IT's all pants!

What if the secret to the health of our landscape lies hidden in a humble pair of cotton underpants?

This is the question at the heart of ‘It’s All Pants’, an experimental pilot that unearths surprising truths about the land we live on. It forms one part of a long-term artistic inquiry supported by Creative Scotland, titled “If Place Mirrors Who We Are, What Does It Reflect?”.

This wider project explores how our choices in managing land—from dense cityscapes to remote countrysides—shape the health of a place for all who depend on it, human and non-human alike. Through photography, research, and community conversation, it seeks to reveal the unseen consequences of our actions and inspire new dialogues about a more resilient future.

The Experiment: A Simple Test, A Profound Story

The idea was straightforward. Conventional wisdom suggests that healthy, living soil, rich with microbes and fungi, will quickly decompose cotton. The more the fabric disappears after two months, the healthier the soil.

To test this, I buried 45 pairs of cotton underpants across 15 distinct locations in Scotland as a pilot project. The sites represented a cross-section of the modern, rural, Galloway landscape:

  • Ancient Woodlands: A remnant of a temperate rainforest and a managed conifer plantation.
  • Farming Pastures: From 30-year organic meadows and wood pastures to intensively fertilized silage fields.
  • Protected & Restored Land: A Site of Special Scientific Interest (SSSI) and a former pasture now 16 years into a rewilding project.
  • And for comparison: a simple garden compost heap.

Alongside the underpants, I also counted the earthworms – another classic indicator of a thriving habitat, as well as completing a range of photographic and more conventional visual and lab based assessment (e.g. PNK, conductivity, soil organic carbon, pH) to enable different analysis of the results to be made and compared.  I worked in collaboration with the SRUC and Glasgow University to give a level of rigour to the methodology and share learnings.

The Revelation: An Unexpected Twist

Two months later, I dug them up. The results were not what I or various landowners expected, or what conventional thinking tells us.

The underpants that had almost completely vanished, returning to the earth, were not from the ancient woods or the organic meadows. They were from the intensively managed, non-native, fertilized pastures and silage fields. Not only that, but these were also the sites with the most earthworms.

Conversely, the underpants from the native woodlands, the unimproved pastures, and the rewilding site remained shockingly intact.  So what was going on?

A Deeper Question

This project doesn’t offer a simple answer. Instead, it asks a more important question: Is our common understanding of “soil health” incomplete?

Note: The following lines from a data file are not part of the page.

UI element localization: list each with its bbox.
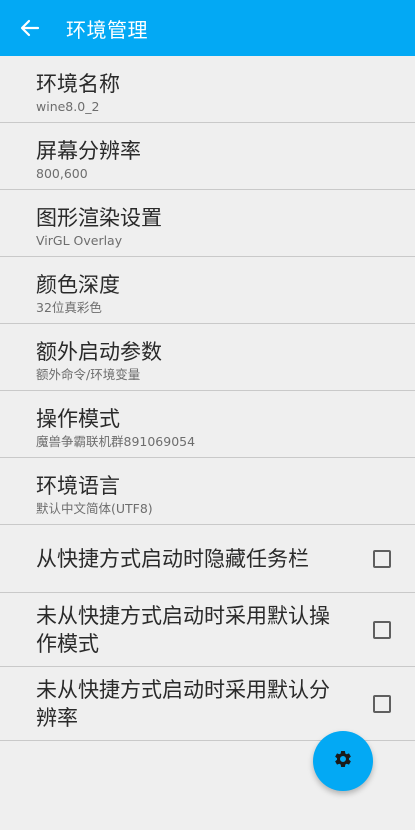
- setting-graphics-rendering[interactable]: 图形渲染设置 VirGL Overlay: [0, 190, 415, 257]
- setting-title: 额外启动参数: [36, 339, 162, 364]
- settings-fab-button[interactable]: [313, 731, 373, 791]
- setting-color-depth[interactable]: 颜色深度 32位真彩色: [0, 257, 415, 324]
- setting-title: 环境语言: [36, 473, 120, 498]
- hide-taskbar-checkbox[interactable]: [373, 549, 391, 568]
- default-mode-checkbox[interactable]: [373, 620, 391, 639]
- setting-value: 默认中文简体(UTF8): [36, 500, 153, 516]
- default-resolution-checkbox[interactable]: [373, 694, 391, 713]
- checkbox-label: 未从快捷方式启动时采用默认操作模式: [36, 603, 330, 656]
- setting-title: 图形渲染设置: [36, 205, 162, 230]
- checkbox-label: 未从快捷方式启动时采用默认分辨率: [36, 677, 330, 730]
- checkbox-row-default-resolution[interactable]: 未从快捷方式启动时采用默认分辨率: [0, 667, 415, 741]
- gear-icon: [333, 749, 353, 773]
- setting-extra-launch-params[interactable]: 额外启动参数 额外命令/环境变量: [0, 324, 415, 391]
- back-arrow-icon[interactable]: [16, 14, 44, 42]
- checkbox-label: 从快捷方式启动时隐藏任务栏: [36, 546, 309, 571]
- setting-value: VirGL Overlay: [36, 232, 123, 248]
- setting-environment-language[interactable]: 环境语言 默认中文简体(UTF8): [0, 458, 415, 525]
- setting-title: 操作模式: [36, 406, 120, 431]
- toolbar: 环境管理: [0, 0, 415, 56]
- setting-value: 魔兽争霸联机群891069054: [36, 433, 196, 449]
- settings-list: 环境名称 wine8.0_2 屏幕分辨率 800,600 图形渲染设置 VirG…: [0, 56, 415, 741]
- setting-value: 32位真彩色: [36, 299, 102, 315]
- app-screen: 环境管理 环境名称 wine8.0_2 屏幕分辨率 800,600 图形渲染设置…: [0, 0, 415, 830]
- setting-value: 额外命令/环境变量: [36, 366, 141, 382]
- checkbox-row-hide-taskbar[interactable]: 从快捷方式启动时隐藏任务栏: [0, 525, 415, 593]
- setting-operation-mode[interactable]: 操作模式 魔兽争霸联机群891069054: [0, 391, 415, 458]
- setting-title: 屏幕分辨率: [36, 138, 141, 163]
- checkbox-row-default-mode[interactable]: 未从快捷方式启动时采用默认操作模式: [0, 593, 415, 667]
- setting-value: wine8.0_2: [36, 98, 100, 114]
- page-title: 环境管理: [66, 17, 148, 42]
- setting-screen-resolution[interactable]: 屏幕分辨率 800,600: [0, 123, 415, 190]
- setting-title: 环境名称: [36, 71, 120, 96]
- setting-value: 800,600: [36, 165, 88, 181]
- setting-title: 颜色深度: [36, 272, 120, 297]
- setting-environment-name[interactable]: 环境名称 wine8.0_2: [0, 56, 415, 123]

When we rely on simple metrics, what do we fail to see? The results challenge us to look beyond conventional statements and question the messages we are taught about the land. They invite a deeper, more nuanced conversation about what true ecological health looks like – a health based not just on rapid decomposition, but on biodiversity, resilience, and the complex, slow-growing life of an ecosystem. Of observing and listening, not just to the science and latest thinking, but to the land and the wisdoms of the past.  Indeed, as Suzanne Simard says in her revolutionary book Finding the Mother Tree,

“Indigenous peoples have long understood what Western science is only now beginning to demonstrate”.

The framed underpants presented in the exhibitions are the artifacts of this inquiry, each one telling a story about the ground beneath our feet and forcing us to reconsider what it means to care for a place.

By now I was right in the rabbit hole, and the investigation continued with an AI dialogue, exploring how I might better understand such challenging results.  the conversation is presented in the following pdf.
AI Dialogue

Sharing Results

Sharing findings were a core element of the pilot.  With this in mind the undergarments were exhibited at the following venues

  • Kirkcudbright Galleries – group show
  • The Catstrand, New Galloway – solo exhibition of the wider project including ‘Soil Your Undies’
  • MacRobert Gallery, Stirling University – solo exhibition of the wider project including ‘Soil Your Undies’ (August/September 2026
  • Royal Highland Show 2026 – part of the ‘sustainable agriculture tent’ display

A further one day workshop was also held which was specifically targeted towards land managers e.g. farmers, foresters), with partners and within an environment of trust – in a barn on a working farm!  The day included an interactive discussion around the undergarments, a ‘soil/sound’ interaction, and a range of more conventional field based engagements.  The day was a collaboration with Propagate, SRUC, Glasgow University and included 10 students who undertook and presented experiments on soil carbon dioxide experiments which they share with the 30 workshop attendees.  I am forever grateful to all those, including the attendees on the day, who made the event fun as well as informative.